I will not let you go unless you bless me (Gen. 32:26). My heart yells out Jacob’s longing and yet my body refuses to wrestle with God as he did. It is a paradox that arises from the fear of entering the dark night that exposes me to the Divine eyes that see through the darkness. It is a paradox that springs from the pleasure of intimately knowing God amidst pain. Yet, I resist entering the place of pain. My deepest desire is to have the same blessing of an identity and posterity given by the same God to Abraham, Isaac and Jacob. However, my whole being hesitates to enter the place where the blessing is for it is the same place where pain is. The blessing and the pain seem to come in the same package. The blessing comes with a price—the price of disclosure. It comes as a process—the process of self-discovery.

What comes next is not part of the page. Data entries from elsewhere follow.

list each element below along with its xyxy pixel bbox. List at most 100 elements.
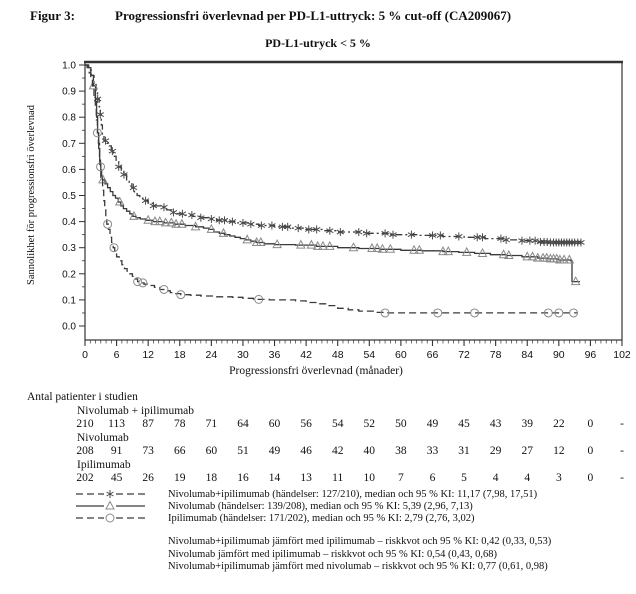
risk-count: 16 [237,472,249,484]
risk-count: 52 [363,418,376,430]
triangle-marker-icon [206,223,217,233]
asterisk-marker-icon [577,238,585,247]
triangle-marker-icon [296,239,306,249]
legend-entry-text: Nivolumab (händelser: 139/208), median o… [168,500,473,512]
asterisk-marker-icon [247,220,255,229]
asterisk-marker-icon [114,162,123,171]
risk-count: 49 [426,418,439,430]
risk-count: 60 [268,418,281,430]
asterisk-marker-icon [178,209,187,218]
triangle-marker-icon [503,249,514,260]
svg-text:36: 36 [269,349,281,361]
risk-count: 50 [395,418,407,430]
asterisk-marker-icon [478,233,487,242]
x-axis: 0 6 12 18 24 30 36 42 48 54 60 66 72 78 84 90 96 102 [82,340,631,361]
asterisk-marker-icon [106,490,114,498]
asterisk-marker-icon [294,224,302,233]
asterisk-marker-icon [355,228,363,237]
triangle-marker-icon [443,246,454,256]
triangle-marker-icon [312,240,323,250]
svg-text:90: 90 [553,349,565,361]
triangle-marker-icon [177,218,187,228]
risk-table-heading: Antal patienter i studien [27,391,138,403]
risk-count: 51 [237,445,249,457]
asterisk-marker-icon [108,147,117,156]
triangle-marker-icon [256,236,266,246]
risk-count: 66 [174,445,186,457]
svg-text:48: 48 [332,349,344,361]
risk-count: 45 [110,472,123,484]
risk-count: 45 [458,418,470,430]
risk-count: 71 [205,418,218,430]
triangle-marker-icon [532,252,543,262]
asterisk-marker-icon [268,221,276,230]
triangle-marker-icon [306,239,317,249]
asterisk-marker-icon [160,203,168,212]
asterisk-marker-icon [546,238,555,247]
risk-count: 39 [521,418,533,430]
risk-group-label: Nivolumab + ipilimumab [77,405,195,417]
asterisk-marker-icon [531,236,539,245]
risk-count: 64 [237,418,249,430]
risk-count: 91 [110,445,123,457]
triangle-marker-icon [160,217,171,227]
legend-entry-text: Nivolumab+ipilimumab (händelser: 127/210… [168,488,538,500]
triangle-marker-icon [564,254,575,264]
km-curve-ipilimumab [85,64,579,318]
risk-count: 60 [205,445,218,457]
risk-count: 0 [587,418,594,430]
risk-count: 40 [363,445,376,457]
circle-marker-icon [103,219,113,229]
svg-text:102: 102 [613,349,631,361]
figure-number-label: Figur 3: [30,8,75,23]
risk-count: 10 [363,472,376,484]
svg-text:18: 18 [174,349,186,361]
asterisk-marker-icon [502,235,510,244]
triangle-marker-icon [166,217,177,227]
risk-count: 43 [489,418,502,430]
risk-count: 208 [76,445,94,457]
svg-text:0: 0 [82,349,88,361]
asterisk-marker-icon [574,238,582,247]
triangle-marker-icon [114,196,125,206]
asterisk-marker-icon [141,196,150,205]
triangle-marker-icon [377,243,388,253]
asterisk-marker-icon [389,230,397,239]
triangle-marker-icon [409,244,419,254]
asterisk-marker-icon [129,183,138,192]
svg-text:0.0: 0.0 [62,322,76,333]
triangle-marker-icon [154,216,165,226]
svg-text:0.4: 0.4 [62,217,76,228]
asterisk-marker-icon [336,228,345,237]
risk-count: 42 [331,445,344,457]
risk-count: 73 [142,445,154,457]
asterisk-marker-icon [188,211,196,220]
asterisk-marker-icon [283,222,292,231]
asterisk-marker-icon [169,208,178,217]
risk-count: 18 [205,472,218,484]
triangle-marker-icon [348,242,359,252]
asterisk-marker-icon [305,225,313,234]
triangle-marker-icon [522,251,533,261]
figure-title: Progressionsfri överlevnad per PD-L1-utt… [115,8,512,23]
risk-count: 3 [555,472,562,484]
svg-text:12: 12 [142,349,154,361]
risk-count: 49 [268,445,281,457]
circle-marker-icon [92,128,102,138]
asterisk-marker-icon [257,221,266,230]
risk-count: 4 [524,472,531,484]
km-plot: 0.0 0.1 0.2 0.3 0.4 0.5 0.6 0.7 0.8 0.9 1.0 0 6 12 18 2… [26,61,631,378]
asterisk-marker-icon [362,229,371,238]
risk-count: 13 [300,472,312,484]
risk-count: 11 [332,472,344,484]
svg-text:1.0: 1.0 [62,61,76,72]
asterisk-marker-icon [312,225,321,234]
risk-count: 56 [300,418,312,430]
svg-text:54: 54 [363,349,375,361]
triangle-marker-icon [438,246,448,256]
stats-line: Nivolumab+ipilimumab jämfört med nivolum… [168,561,548,573]
risk-count: 0 [587,472,594,484]
triangle-marker-icon [414,244,425,254]
hazard-ratio-stats: Nivolumab+ipilimumab jämfört med ipilimu… [168,536,551,574]
risk-group-label: Nivolumab [77,432,129,444]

It comes through a journey—the journey of transformation.

The place of blessing is also the place of pain, which is paradoxically the place where God is as well. I need to embrace the pain to fully enjoy the blessing. This means I need to pass through the darkness to emerge into the light. And though the ordeal wrenches my innermost parts and takes me as a whole leaving nothing of me left to hide, I find that it was not about me. For just like in the creation story when all of earth and life on earth emerged, my life and journey are not about me. Rather it is about God, my Creator. It is He who willed me into being and it is He who will be glorified through the process until the end. Neither I nor my pain is the center of it all, rather it is the Eternal Lover of my soul that is the focus. Thus, only when I fully set my eyes upon Him who is present in the pain and darkness will I truly begin to receive that which I want.